Если в начале романа Обломов предстает перед нами как человек, кажется, лишенный активно проявляющегося разума и всецело пребывающий в состоянии, подобном спячке, коей сопутствуют лишь редкие попытки-выплески ее (спячки) морального оправдания и рационализации, то теперь, после знакомства с Ольгой, ситуация меняется. В Обломове, несомненно, просыпаются (обнаруживаются) глубокие чувства. Но одновременно с ними в нем возникает и начинает, чем дальше, тем больше, усиливаться рациональное начало особого рода. Действие этого «рацио» направлено не на культивирование и укрепление, а на обуздание и даже умерщвление высоких чувств.
По мере развития отношений с Ольгой Илья Ильич, чем дальше, тем сильнее, начинает предпринимать попытки избежать власти чувств, прибегая для этого в первую очередь к помощи разума. Оказывается, чувственный сибарит и лежебока Обломов в рационализации своего чуждого конструктивности способа восприятия жизни и жизнепроживания может дать фору даже хрестоматийно признанному рационалисту Штольцу. Обломов (ленивец и мягкая душа) давит в себе живое чувственное начало деструктивным рационализмом. И напротив, Штольц, по многочисленным оценкам, сухарь, делец и даже чуть ли не воплощение дьявола, оказывается, умеет жить и живет не только разумом, но и чувствами.
Как возможно сочетание в Обломове высоких чувств и направленных на их подавление деструктивных рациональностей? Как и почему действует механизм уничтожения одного другим? Почему разум не приходит на помощь тогда, когда Ильей Ильичом владеют высокие чувства? Как в рационалисте Штольце (вслед за Петром Ивановичем Адуевым) возможна жизнь этих высоких чувств, и не является ли его конструктивное «рацио» как раз той основой, на которой высокие чувства только и могут обрести благодатную почву?
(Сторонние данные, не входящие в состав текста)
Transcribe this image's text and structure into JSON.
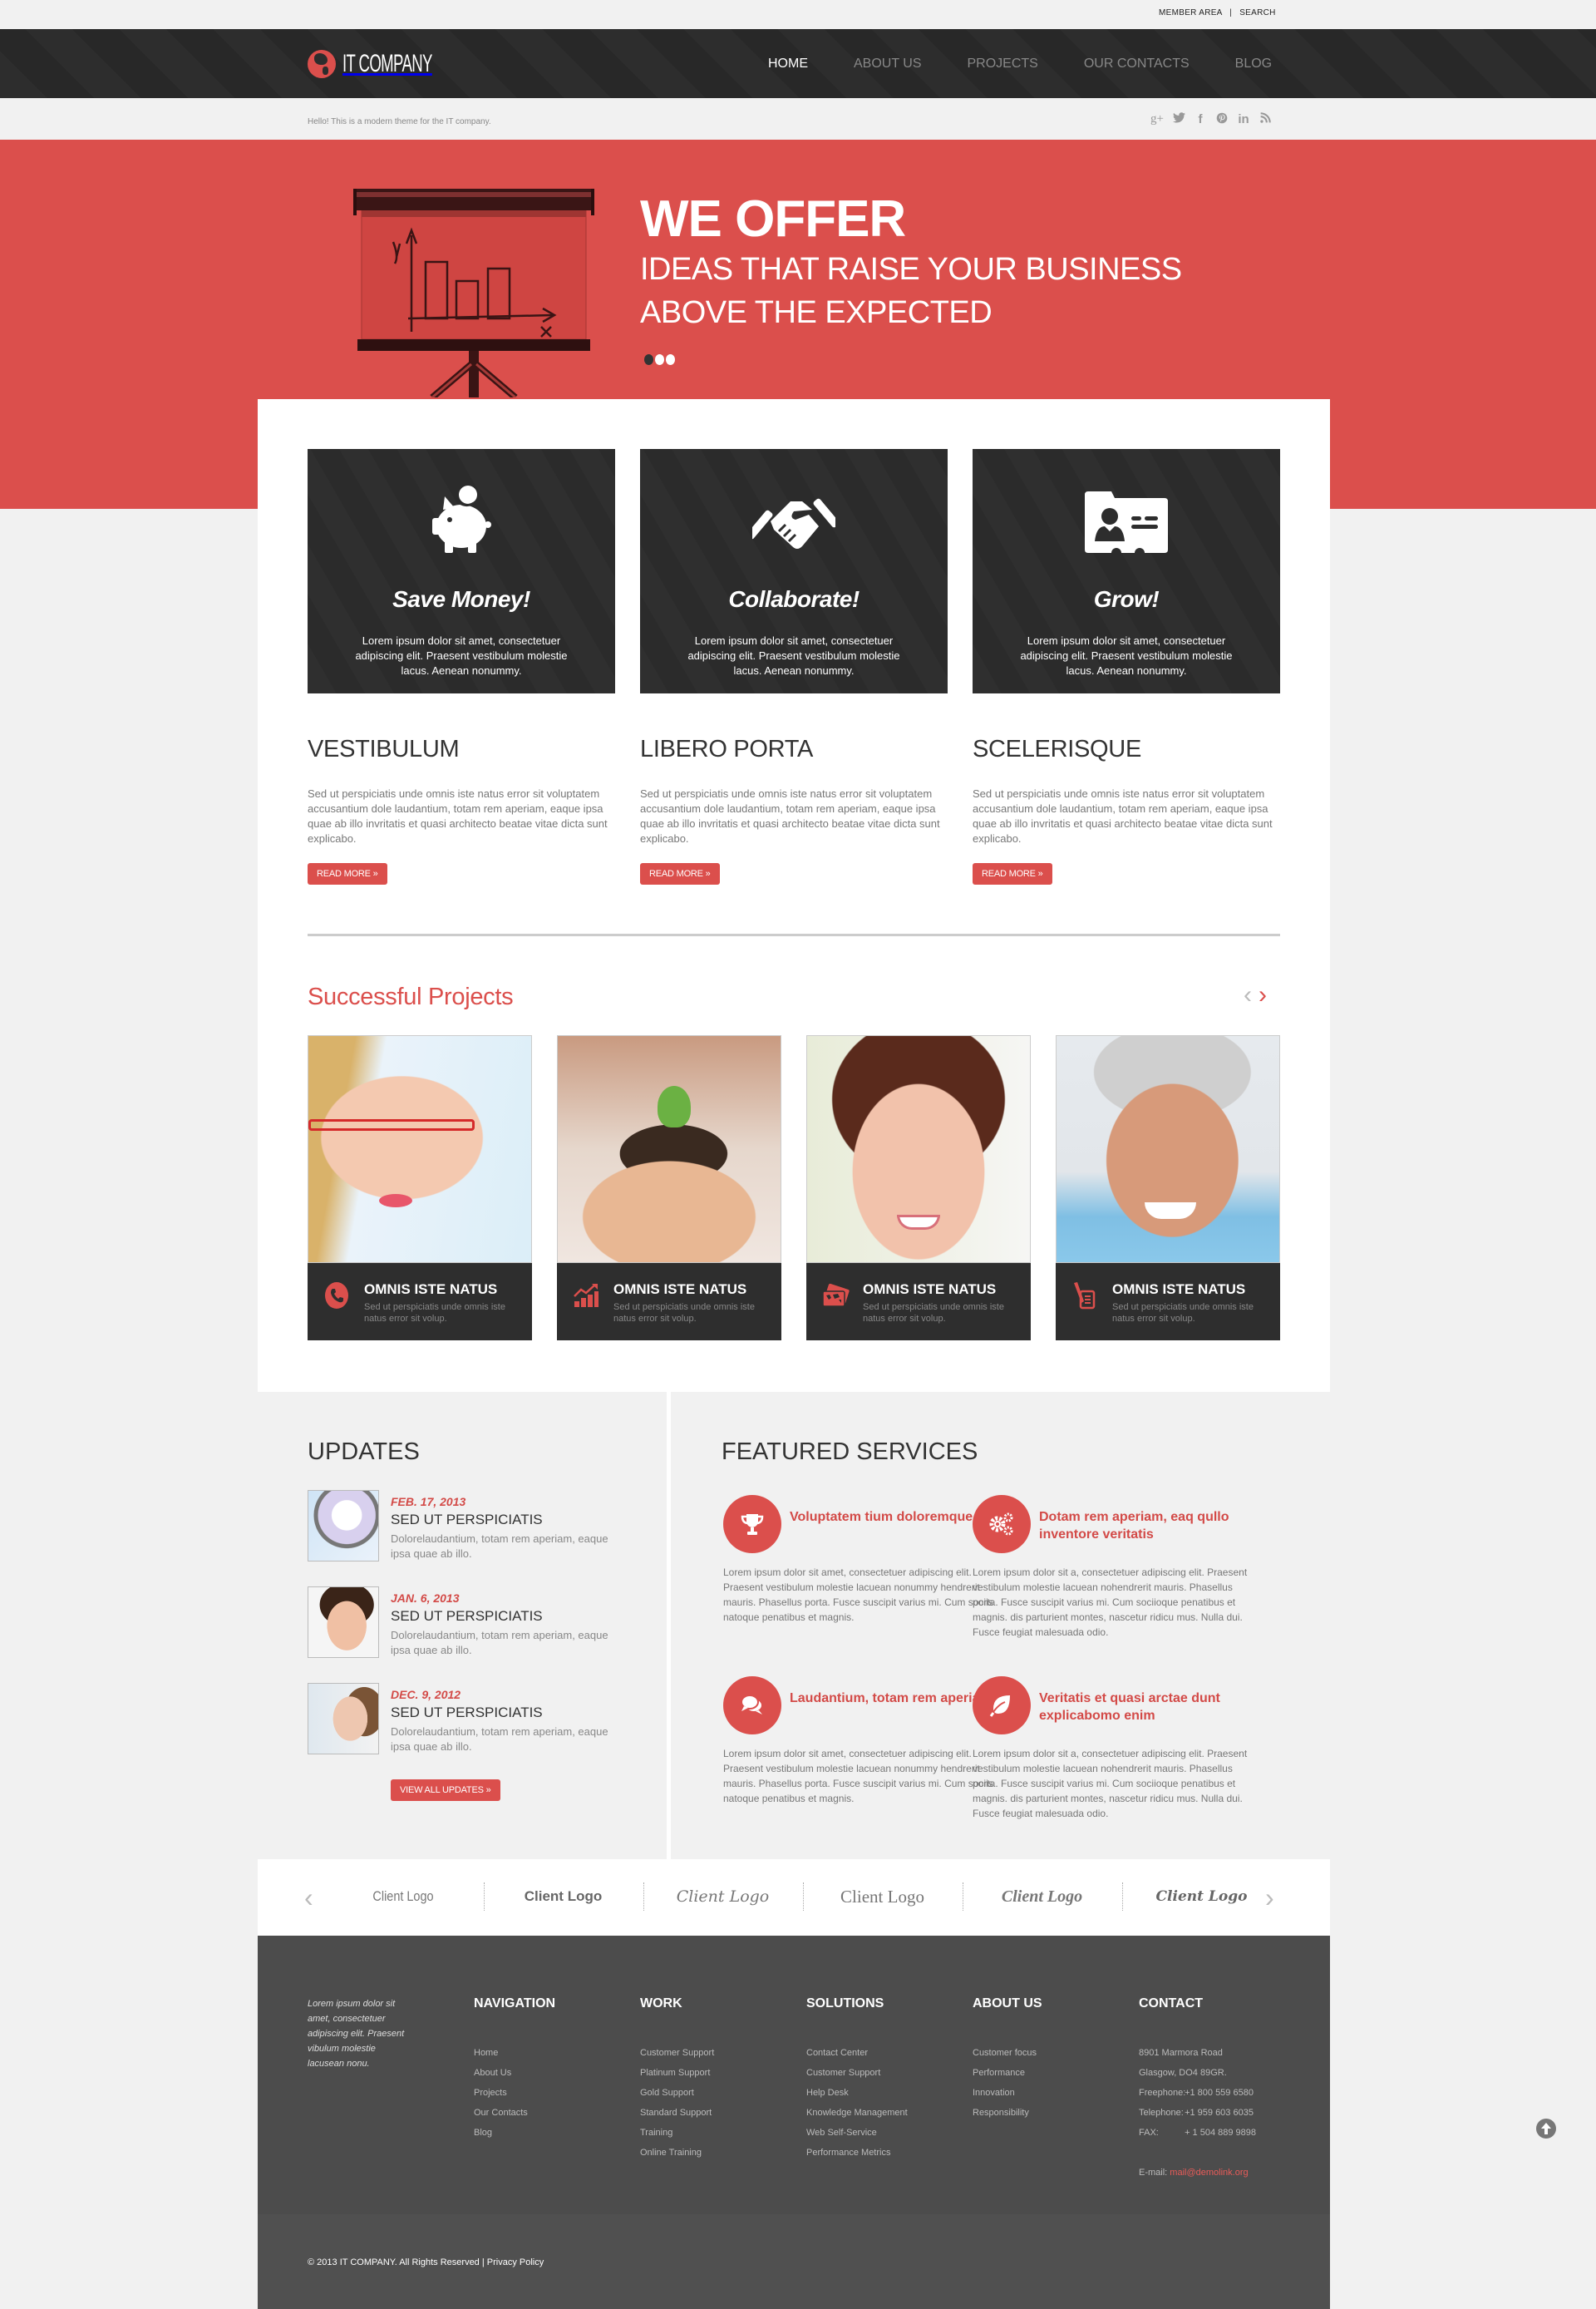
{
  "top_links": {
    "member_area": "MEMBER AREA",
    "separator": "|",
    "search": "SEARCH"
  },
  "header": {
    "logo_text": "IT COMPANY",
    "nav": [
      {
        "label": "HOME",
        "active": true
      },
      {
        "label": "ABOUT US",
        "active": false
      },
      {
        "label": "PROJECTS",
        "active": false
      },
      {
        "label": "OUR CONTACTS",
        "active": false
      },
      {
        "label": "BLOG",
        "active": false
      }
    ],
    "tagline": "Hello! This is a modern theme for the IT company.",
    "social": [
      {
        "icon": "google-plus-icon",
        "glyph": "g+"
      },
      {
        "icon": "twitter-icon",
        "glyph": "t"
      },
      {
        "icon": "facebook-icon",
        "glyph": "f"
      },
      {
        "icon": "pinterest-icon",
        "glyph": "p"
      },
      {
        "icon": "linkedin-icon",
        "glyph": "in"
      },
      {
        "icon": "rss-icon",
        "glyph": "☷"
      }
    ]
  },
  "hero": {
    "title": "WE OFFER",
    "subtitle_line1": "IDEAS THAT RAISE YOUR BUSINESS",
    "subtitle_line2": "ABOVE THE EXPECTED",
    "slides": 3,
    "active_slide": 1
  },
  "features": [
    {
      "icon": "piggy-bank-icon",
      "title": "Save Money!",
      "text": "Lorem ipsum dolor sit amet, consectetuer adipiscing elit. Praesent vestibulum molestie lacus. Aenean nonummy."
    },
    {
      "icon": "handshake-icon",
      "title": "Collaborate!",
      "text": "Lorem ipsum dolor sit amet, consectetuer adipiscing elit. Praesent vestibulum molestie lacus. Aenean nonummy."
    },
    {
      "icon": "id-card-icon",
      "title": "Grow!",
      "text": "Lorem ipsum dolor sit amet, consectetuer adipiscing elit. Praesent vestibulum molestie lacus. Aenean nonummy."
    }
  ],
  "info_columns": [
    {
      "title": "VESTIBULUM",
      "text": "Sed ut perspiciatis unde omnis iste natus error sit voluptatem accusantium dole laudantium, totam rem aperiam, eaque ipsa quae ab illo invritatis et quasi architecto beatae vitae dicta sunt explicabo.",
      "button": "READ MORE »"
    },
    {
      "title": "LIBERO PORTA",
      "text": "Sed ut perspiciatis unde omnis iste natus error sit voluptatem accusantium dole laudantium, totam rem aperiam, eaque ipsa quae ab illo invritatis et quasi architecto beatae vitae dicta sunt explicabo.",
      "button": "READ MORE »"
    },
    {
      "title": "SCELERISQUE",
      "text": "Sed ut perspiciatis unde omnis iste natus error sit voluptatem accusantium dole laudantium, totam rem aperiam, eaque ipsa quae ab illo invritatis et quasi architecto beatae vitae dicta sunt explicabo.",
      "button": "READ MORE »"
    }
  ],
  "projects": {
    "title": "Successful Projects",
    "prev": "‹",
    "next": "›",
    "items": [
      {
        "photo": "woman-with-red-glasses",
        "icon": "phone-icon",
        "title": "OMNIS ISTE NATUS",
        "text": "Sed ut perspiciatis unde omnis iste natus error sit volup."
      },
      {
        "photo": "hands-holding-sprout",
        "icon": "growth-chart-icon",
        "title": "OMNIS ISTE NATUS",
        "text": "Sed ut perspiciatis unde omnis iste natus error sit volup."
      },
      {
        "photo": "smiling-woman",
        "icon": "world-map-cards-icon",
        "title": "OMNIS ISTE NATUS",
        "text": "Sed ut perspiciatis unde omnis iste natus error sit volup."
      },
      {
        "photo": "smiling-senior-man",
        "icon": "pen-document-icon",
        "title": "OMNIS ISTE NATUS",
        "text": "Sed ut perspiciatis unde omnis iste natus error sit volup."
      }
    ]
  },
  "updates": {
    "title": "UPDATES",
    "items": [
      {
        "date": "FEB. 17, 2013",
        "title": "SED UT PERSPICIATIS",
        "text": "Dolorelaudantium, totam rem aperiam, eaque ipsa quae ab illo."
      },
      {
        "date": "JAN. 6, 2013",
        "title": "SED UT PERSPICIATIS",
        "text": "Dolorelaudantium, totam rem aperiam, eaque ipsa quae ab illo."
      },
      {
        "date": "DEC. 9, 2012",
        "title": "SED UT PERSPICIATIS",
        "text": "Dolorelaudantium, totam rem aperiam, eaque ipsa quae ab illo."
      }
    ],
    "button": "VIEW ALL UPDATES »"
  },
  "services": {
    "title": "FEATURED SERVICES",
    "items": [
      {
        "icon": "trophy-icon",
        "title": "Voluptatem tium doloremque",
        "text": "Lorem ipsum dolor sit amet, consectetuer adipiscing elit. Praesent vestibulum molestie lacuean nonummy hendrerit mauris. Phasellus porta. Fusce suscipit varius mi. Cum sociis natoque penatibus et magnis."
      },
      {
        "icon": "gears-icon",
        "title": "Dotam rem aperiam, eaq qullo inventore veritatis",
        "text": "Lorem ipsum dolor sit a, consectetuer adipiscing elit. Praesent vestibulum molestie lacuean nohendrerit mauris. Phasellus porta. Fusce suscipit varius mi. Cum sociioque penatibus et magnis. dis parturient montes, nascetur ridicu mus. Nulla dui. Fusce feugiat malesuada odio."
      },
      {
        "icon": "chat-bubbles-icon",
        "title": "Laudantium, totam rem aperiam",
        "text": "Lorem ipsum dolor sit amet, consectetuer adipiscing elit. Praesent vestibulum molestie lacuean nonummy hendrerit mauris. Phasellus porta. Fusce suscipit varius mi. Cum sociis natoque penatibus et magnis."
      },
      {
        "icon": "leaf-icon",
        "title": "Veritatis et quasi arctae dunt explicabomo enim",
        "text": "Lorem ipsum dolor sit a, consectetuer adipiscing elit. Praesent vestibulum molestie lacuean nohendrerit mauris. Phasellus porta. Fusce suscipit varius mi. Cum sociioque penatibus et magnis. dis parturient montes, nascetur ridicu mus. Nulla dui. Fusce feugiat malesuada odio."
      }
    ]
  },
  "clients": {
    "prev": "‹",
    "next": "›",
    "logos": [
      "Client Logo",
      "Client Logo",
      "Client Logo",
      "Client Logo",
      "Client Logo",
      "Client Logo"
    ]
  },
  "footer": {
    "intro": "Lorem ipsum dolor sit amet, consectetuer adipiscing elit. Praesent vibulum molestie lacusean nonu.",
    "columns": [
      {
        "title": "NAVIGATION",
        "links": [
          "Home",
          "About Us",
          "Projects",
          "Our Contacts",
          "Blog"
        ]
      },
      {
        "title": "WORK",
        "links": [
          "Customer Support",
          "Platinum Support",
          "Gold Support",
          "Standard Support",
          "Training",
          "Online Training"
        ]
      },
      {
        "title": "SOLUTIONS",
        "links": [
          "Contact Center",
          "Customer Support",
          "Help Desk",
          "Knowledge Management",
          "Web Self-Service",
          "Performance Metrics"
        ]
      },
      {
        "title": "ABOUT US",
        "links": [
          "Customer focus",
          "Performance",
          "Innovation",
          "Responsibility"
        ]
      }
    ],
    "contact": {
      "title": "CONTACT",
      "address1": "8901 Marmora Road",
      "address2": "Glasgow, DO4 89GR.",
      "freephone_label": "Freephone:",
      "freephone": "+1 800 559 6580",
      "telephone_label": "Telephone:",
      "telephone": "+1 959 603 6035",
      "fax_label": "FAX:",
      "fax": "+ 1 504 889 9898",
      "email_label": "E-mail:",
      "email": "mail@demolink.org"
    },
    "copyright": "© 2013 IT COMPANY. All Rights Reserved |",
    "privacy": "Privacy Policy"
  },
  "colors": {
    "accent": "#db4f4c",
    "dark": "#2d2d2d",
    "footer": "#4c4c4c",
    "page_bg": "#f1f1f1"
  }
}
Для того чтобы создать лучшие условия при поиске ответов на эти вопросы, обратим внимание на следующее. В известном смысле (предельно упростив, чтобы заострить нашу мысль) между Обломовым и Александром Адуевым, а также между Штольцем и Адуевым-дядей, автором романов намечаются содержательно-ценностные параллели. В самом деле, и Александр, и Илья начинают с того, что берутся за труд, но очень скоро оставляют его и переходят к ситуации, когда чувства (осознанные или неосознанные) берут верх над личностью в целом: Александр бросается от одной любви и привязанности к другой, а Илья Ильич пребывает в чувственном анабиозе. Но вот происходят новые события (разочарование в любви у Александра и глубокая любовь у Обломова), и оба героя обращаются к своему собственному деструктивному рациональному началу, «рацио-убийце»: Александр решает жить «по расчету», а Обломов изживает свое чувство, потому что наполненная любовью жизнь «как в кузнице» исключает покой. У обоих деструктивный разум одерживает верх, и в отношении обоих автор сожалеет: они несчастливы.
Что же касается Петра Ивановича и Андрея Ивановича, то оба вначале предстают перед нами почти что как живые схемы, что, заметим, и сбивает с толку многих исследователей. Но затем, постепенно, по мере развития событийных рядов, оказывается, что оба живые люди и способны к глубоким чувствам.
То есть, выводы в обоих случаях совпадают: подлинно высокое человеческое чувство возможно не иначе, как на основе развитой созидательной рациональности, духовности, культуры. И напротив, первобытная, неокультуренная чувственность, так называемая природная душевность, не будучи преобразована работой ума или включением в реальное дело, неизменно ведет к той или иной форме личного краха их обладателей. И в этом случае рацио, если к нему прибегают, может выступить лишь губителем любого личностного высокого начала, в том числе и самой души. Проверке этой гипотезы мы и посвятим дальнейший анализ романа «Обломов».